The fact that Edinburgh still can’t get the trams sorted out proves that not everything that goes wrong is the fault of the English! I think the banter that we have is great and the atmosphere in the city as England faced Scotland at Wembley was electric. When Scotland scored first it seemed like a mass rally was taking place. You did think twice about venturing out as an Englishman, but that isn’t what Edinburgh is like, certainly not during the Fringe. It is a hive of creativity. A place where entertainment is King and you can drink in funky and obscure bars late into the night whatever day of the week it is.

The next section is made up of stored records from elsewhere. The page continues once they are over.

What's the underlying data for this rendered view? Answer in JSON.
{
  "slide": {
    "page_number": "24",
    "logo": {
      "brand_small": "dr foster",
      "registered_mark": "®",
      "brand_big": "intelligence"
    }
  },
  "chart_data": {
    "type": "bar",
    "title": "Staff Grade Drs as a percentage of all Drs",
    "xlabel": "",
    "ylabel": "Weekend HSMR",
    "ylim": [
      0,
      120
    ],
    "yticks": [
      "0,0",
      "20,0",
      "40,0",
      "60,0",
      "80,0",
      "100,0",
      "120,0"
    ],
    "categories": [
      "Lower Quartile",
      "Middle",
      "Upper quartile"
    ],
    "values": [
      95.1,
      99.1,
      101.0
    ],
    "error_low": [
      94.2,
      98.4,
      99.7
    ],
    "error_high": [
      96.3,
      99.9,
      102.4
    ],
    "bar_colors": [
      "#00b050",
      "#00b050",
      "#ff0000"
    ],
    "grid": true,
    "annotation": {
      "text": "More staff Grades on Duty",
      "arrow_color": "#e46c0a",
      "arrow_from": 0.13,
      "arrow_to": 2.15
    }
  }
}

Each year I do a few more touristy things. And this year I got to visit the old underground remnants of the city. It was great to witness the conditions our ancestors once existed in, though it would have been a better ambience if there weren’t emergency exit signs aglow everywhere. I hope eventually to actually make it to the Castle and the surrounding countryside which looks beautiful from the air. For that to happen though the Fringe is going to have to become a lot less interesting. Better start saving for next year, or better still produce something myself!